Lebih parah lagi, aktivitas tambang mereka diduga memanfaatkan jalur laut yang berada dekat kawasan konservasi tanpa kontribusi nyata terhadap pelestarian lingkungan laut.
Kepala Seksi Wilayah II BKSDA Sultra, Prihanto, menegaskan bahwa izin lintas tetap wajib meski perusahaan mengklaim tidak melintasi kawasan konservasi secara langsung.
“Mau lewat atau tidak, kalau jetty dekat kawasan konservasi tetap wajib ada izin. Kalau nanti kedapatan melintas tanpa izin, kami akan rekomendasikan pencabutan IUP,” ujarnya.
Tanpa pengaturan dan pengawasan ketat, ancaman terhadap terumbu karang, biota laut, dan keberlanjutan ekosistem TWAL Labengki sangat besar. Padahal, izin lintas kawasan konservasi tak hanya soal legalitas, tapi juga memuat kewajiban moral dan ekologis seperti, pemberdayaan masyarakat pesisir lingkar tambang, pembersihan pantai di wilayah konservasi, transplantasi terumbu karang dan rehabilitasi laut dan patroli pengawasan bersama BKSDA.

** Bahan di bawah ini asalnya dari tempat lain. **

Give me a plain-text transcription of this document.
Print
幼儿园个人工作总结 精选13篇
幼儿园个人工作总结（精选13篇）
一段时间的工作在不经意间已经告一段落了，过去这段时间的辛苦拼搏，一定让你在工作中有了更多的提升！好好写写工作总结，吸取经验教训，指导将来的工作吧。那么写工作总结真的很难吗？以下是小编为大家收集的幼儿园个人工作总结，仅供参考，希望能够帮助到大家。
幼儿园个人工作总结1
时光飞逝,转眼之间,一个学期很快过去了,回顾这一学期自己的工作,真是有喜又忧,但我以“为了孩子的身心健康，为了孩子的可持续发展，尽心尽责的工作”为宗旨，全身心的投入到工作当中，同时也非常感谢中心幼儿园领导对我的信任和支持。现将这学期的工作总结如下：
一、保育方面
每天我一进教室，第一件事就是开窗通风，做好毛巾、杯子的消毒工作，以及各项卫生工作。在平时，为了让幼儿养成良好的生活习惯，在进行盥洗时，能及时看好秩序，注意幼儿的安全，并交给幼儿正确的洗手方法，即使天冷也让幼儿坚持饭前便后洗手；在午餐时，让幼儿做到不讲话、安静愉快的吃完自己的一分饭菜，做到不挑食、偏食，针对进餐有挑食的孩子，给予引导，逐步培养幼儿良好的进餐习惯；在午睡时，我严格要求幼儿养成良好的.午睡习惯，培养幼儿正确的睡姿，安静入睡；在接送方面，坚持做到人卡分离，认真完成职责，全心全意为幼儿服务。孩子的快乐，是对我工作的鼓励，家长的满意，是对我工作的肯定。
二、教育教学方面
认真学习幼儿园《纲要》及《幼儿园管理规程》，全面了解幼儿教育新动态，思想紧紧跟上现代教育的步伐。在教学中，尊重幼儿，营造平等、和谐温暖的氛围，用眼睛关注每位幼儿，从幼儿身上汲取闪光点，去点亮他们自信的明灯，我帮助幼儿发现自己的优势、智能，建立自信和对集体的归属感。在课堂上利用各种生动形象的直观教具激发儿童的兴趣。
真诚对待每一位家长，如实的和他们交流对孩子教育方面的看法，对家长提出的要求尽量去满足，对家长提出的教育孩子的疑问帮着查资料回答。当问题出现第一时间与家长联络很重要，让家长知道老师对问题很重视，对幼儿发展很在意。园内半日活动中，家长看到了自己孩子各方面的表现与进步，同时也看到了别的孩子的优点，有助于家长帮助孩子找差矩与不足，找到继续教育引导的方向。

Tanpa izin, seluruh kewajiban ini tak berjalan, dan kerusakan laut bisa menjadi bencana ekologis jangka panjang.
Jika BKSDA Sultra dan aparat penegak hukum hanya berhenti di surat peringatan, publik akan menilai bahwa ada permainan pembiaran di balik praktik tambang yang berpotensi merusak Labengki.
Pemerintah pusat, khususnya Kementerian LHK dan Kementerian ESDM, harus turun tangan. Pencabutan IUP bagi perusahaan yang membandel bukan sekadar opsi, tapi keharusan demi menyelamatkan Labengki dari kehancuran.
Labengki bukan hanya aset wisata, tapi warisan alam yang tak ternilai harganya. Membiarkan tambang tanpa izin merajalela sama saja dengan menggadaikan masa depan ekosistem laut demi keuntungan segelintir korpora.